Molecular regulation of tip cell competition during sprouting angiogenesis

• Main Author: Aspalter, I. M.
• Published: University College London (University of London) 2014
• Subjects: 616.99
• Online Access: http://ethos.bl.uk/OrderDetails.do?uin=uk.bl.ethos.626835

Sprouting angiogenesis describes the formation of blood vessels from preexisting ones, a process guided by leading endothelial tip cells, followed by stalk cells. It has previously been established that the transient and dynamic specification of both phenotypes is mediated by DLL4/NOTCH signalling, which is primarily actuated by vascular endothelial growth factor (VEGF) and the corresponding vascular endothelial growth factor receptor 2 (VEGFR-2). The ability of a cell to outcompete its neighbour is determined by VEGFR signalling mediated production of DLL4 and subsequent activation of NOTCH in the adjacent cell. The stalk cell phenotype, induced by NOTCH activation, is reinforced by SMAD signalling through a crosstalk between both pathways.

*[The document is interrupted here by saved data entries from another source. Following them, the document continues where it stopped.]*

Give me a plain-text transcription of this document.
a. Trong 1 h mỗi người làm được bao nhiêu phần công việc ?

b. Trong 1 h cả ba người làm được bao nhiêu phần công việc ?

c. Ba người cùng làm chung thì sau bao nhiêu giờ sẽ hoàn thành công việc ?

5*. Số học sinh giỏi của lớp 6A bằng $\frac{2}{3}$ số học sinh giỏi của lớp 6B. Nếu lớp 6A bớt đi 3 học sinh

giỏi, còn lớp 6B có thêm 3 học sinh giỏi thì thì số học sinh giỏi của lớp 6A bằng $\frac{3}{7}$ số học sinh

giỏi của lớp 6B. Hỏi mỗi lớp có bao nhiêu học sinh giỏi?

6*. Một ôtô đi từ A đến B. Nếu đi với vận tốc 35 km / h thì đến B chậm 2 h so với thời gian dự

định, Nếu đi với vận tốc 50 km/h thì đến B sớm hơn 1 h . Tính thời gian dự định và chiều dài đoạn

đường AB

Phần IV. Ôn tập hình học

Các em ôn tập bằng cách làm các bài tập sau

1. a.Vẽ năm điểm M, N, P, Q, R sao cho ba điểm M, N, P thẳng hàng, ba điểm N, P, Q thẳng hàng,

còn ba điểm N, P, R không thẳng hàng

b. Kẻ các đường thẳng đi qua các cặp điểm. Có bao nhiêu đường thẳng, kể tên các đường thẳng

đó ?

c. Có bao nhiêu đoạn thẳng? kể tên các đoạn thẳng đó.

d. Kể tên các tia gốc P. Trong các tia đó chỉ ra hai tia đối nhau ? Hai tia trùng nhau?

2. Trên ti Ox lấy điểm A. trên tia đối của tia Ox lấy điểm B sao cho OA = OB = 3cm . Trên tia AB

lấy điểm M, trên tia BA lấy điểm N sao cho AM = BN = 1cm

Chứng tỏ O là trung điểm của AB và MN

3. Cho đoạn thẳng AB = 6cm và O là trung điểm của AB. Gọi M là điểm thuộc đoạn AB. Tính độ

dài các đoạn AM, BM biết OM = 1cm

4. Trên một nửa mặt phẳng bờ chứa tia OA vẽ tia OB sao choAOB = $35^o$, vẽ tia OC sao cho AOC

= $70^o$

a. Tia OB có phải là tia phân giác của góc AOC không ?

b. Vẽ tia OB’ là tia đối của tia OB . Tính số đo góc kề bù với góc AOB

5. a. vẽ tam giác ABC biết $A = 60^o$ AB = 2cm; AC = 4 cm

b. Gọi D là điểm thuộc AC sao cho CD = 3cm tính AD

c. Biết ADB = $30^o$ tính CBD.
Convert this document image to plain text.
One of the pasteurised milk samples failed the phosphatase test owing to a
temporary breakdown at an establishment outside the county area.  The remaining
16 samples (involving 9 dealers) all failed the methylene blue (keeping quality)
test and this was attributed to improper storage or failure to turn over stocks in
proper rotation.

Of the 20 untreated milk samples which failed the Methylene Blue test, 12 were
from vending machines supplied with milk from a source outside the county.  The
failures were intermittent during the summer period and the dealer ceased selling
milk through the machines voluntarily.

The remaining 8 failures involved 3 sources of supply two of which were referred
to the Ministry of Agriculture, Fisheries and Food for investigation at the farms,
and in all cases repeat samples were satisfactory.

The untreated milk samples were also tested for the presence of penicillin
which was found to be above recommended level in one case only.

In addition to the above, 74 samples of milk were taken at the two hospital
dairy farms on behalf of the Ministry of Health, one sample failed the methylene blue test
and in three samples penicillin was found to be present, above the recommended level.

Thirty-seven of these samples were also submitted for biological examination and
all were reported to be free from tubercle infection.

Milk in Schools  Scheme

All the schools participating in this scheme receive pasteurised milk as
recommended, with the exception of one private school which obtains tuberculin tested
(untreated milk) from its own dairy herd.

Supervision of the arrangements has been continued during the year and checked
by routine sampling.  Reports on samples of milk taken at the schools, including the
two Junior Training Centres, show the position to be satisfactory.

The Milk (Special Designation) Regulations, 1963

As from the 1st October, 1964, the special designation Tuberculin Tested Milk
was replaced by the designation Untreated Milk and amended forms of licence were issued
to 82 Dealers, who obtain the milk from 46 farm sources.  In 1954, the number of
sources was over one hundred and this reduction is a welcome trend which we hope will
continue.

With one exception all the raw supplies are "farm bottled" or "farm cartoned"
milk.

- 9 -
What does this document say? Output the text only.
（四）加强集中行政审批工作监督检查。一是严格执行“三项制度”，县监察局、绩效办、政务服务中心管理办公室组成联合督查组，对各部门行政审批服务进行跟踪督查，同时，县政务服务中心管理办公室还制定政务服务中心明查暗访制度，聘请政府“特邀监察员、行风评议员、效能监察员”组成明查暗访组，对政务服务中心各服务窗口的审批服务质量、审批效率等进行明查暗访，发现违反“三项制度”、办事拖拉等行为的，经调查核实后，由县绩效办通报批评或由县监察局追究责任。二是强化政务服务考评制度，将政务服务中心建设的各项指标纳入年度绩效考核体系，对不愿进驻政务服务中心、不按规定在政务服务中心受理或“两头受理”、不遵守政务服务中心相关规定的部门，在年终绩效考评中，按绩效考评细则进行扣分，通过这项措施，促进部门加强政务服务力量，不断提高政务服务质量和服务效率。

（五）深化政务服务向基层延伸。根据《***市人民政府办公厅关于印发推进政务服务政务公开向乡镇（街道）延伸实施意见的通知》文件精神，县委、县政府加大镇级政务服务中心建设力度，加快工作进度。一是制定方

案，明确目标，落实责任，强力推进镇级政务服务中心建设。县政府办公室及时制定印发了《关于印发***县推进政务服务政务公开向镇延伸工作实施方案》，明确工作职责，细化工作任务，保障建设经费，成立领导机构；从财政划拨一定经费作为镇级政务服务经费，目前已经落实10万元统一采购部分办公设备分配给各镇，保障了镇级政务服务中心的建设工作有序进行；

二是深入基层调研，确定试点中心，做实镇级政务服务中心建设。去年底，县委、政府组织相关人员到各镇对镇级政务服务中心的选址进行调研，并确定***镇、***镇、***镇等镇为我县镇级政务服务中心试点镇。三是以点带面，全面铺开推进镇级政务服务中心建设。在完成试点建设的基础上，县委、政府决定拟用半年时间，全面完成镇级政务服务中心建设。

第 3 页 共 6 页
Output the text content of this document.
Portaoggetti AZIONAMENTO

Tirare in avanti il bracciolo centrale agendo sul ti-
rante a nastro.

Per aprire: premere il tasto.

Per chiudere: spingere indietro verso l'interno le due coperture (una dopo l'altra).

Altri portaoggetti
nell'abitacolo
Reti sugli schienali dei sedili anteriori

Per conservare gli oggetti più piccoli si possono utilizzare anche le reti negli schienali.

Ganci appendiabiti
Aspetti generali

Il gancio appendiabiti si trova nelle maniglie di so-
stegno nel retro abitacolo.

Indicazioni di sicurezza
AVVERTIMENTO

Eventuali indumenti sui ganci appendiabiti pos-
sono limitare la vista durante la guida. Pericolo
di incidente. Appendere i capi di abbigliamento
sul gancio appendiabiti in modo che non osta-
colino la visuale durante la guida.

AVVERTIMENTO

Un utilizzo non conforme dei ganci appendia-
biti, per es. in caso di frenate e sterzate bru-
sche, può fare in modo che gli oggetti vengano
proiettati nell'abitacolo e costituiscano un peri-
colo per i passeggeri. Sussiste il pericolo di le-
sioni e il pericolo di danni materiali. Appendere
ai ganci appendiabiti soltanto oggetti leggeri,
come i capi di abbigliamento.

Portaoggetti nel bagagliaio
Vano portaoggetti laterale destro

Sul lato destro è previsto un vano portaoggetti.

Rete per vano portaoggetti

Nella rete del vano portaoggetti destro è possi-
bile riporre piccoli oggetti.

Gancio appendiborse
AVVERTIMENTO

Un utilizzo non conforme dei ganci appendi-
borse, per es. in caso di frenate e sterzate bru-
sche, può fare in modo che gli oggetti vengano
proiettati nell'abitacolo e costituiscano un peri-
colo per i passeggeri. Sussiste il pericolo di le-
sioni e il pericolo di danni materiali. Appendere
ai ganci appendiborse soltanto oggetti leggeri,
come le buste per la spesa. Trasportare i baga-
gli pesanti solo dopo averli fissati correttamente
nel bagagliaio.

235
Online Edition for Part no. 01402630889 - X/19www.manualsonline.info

However, the downstream effectors of NOTCH and the molecular link to SMAD signalling in tip cell competition are unknown. During my PhD I have identified Neuropilin-1 (NRP1) as a critical NOTCHregulated determinant of tip/stalk specification. I have found that endothelial cells lacking one or both functional alleles of NRP1 are unable to form tip cells when competing with WT cells. Despite NRP1 having been previously described as a coreceptor of VEGFR-2, my data indicate that NRP1 functions independently of VEGFR-2 during tip/stalk selection. Furthermore, I have shown that inhibition of NOTCH is not sufficient to rescue the profound stalk cell phenotype of NRP1 deficient cells. Thus, I have identified NRP1 as the first bona fide downstream effector of NOTCH signalling in regulating angiogenesis. Furthermore, my data provides the missing link between NOTCH and SMAD signalling in stalk cell specification, as it shows NRP1 to be a negative regulator of the TGF- β/ALK5/SMAD2 pathway. Additionally, in contrast to NOTCH ablation, inhibition of ALK5 quantitatively restores the ability of NRP1 null cells to contribute to the tip position. I conclude that NRP1 is a key regulator of tip/stalk cell specification in sprouting angiogenesis; differential NRP1 levels act as key effector.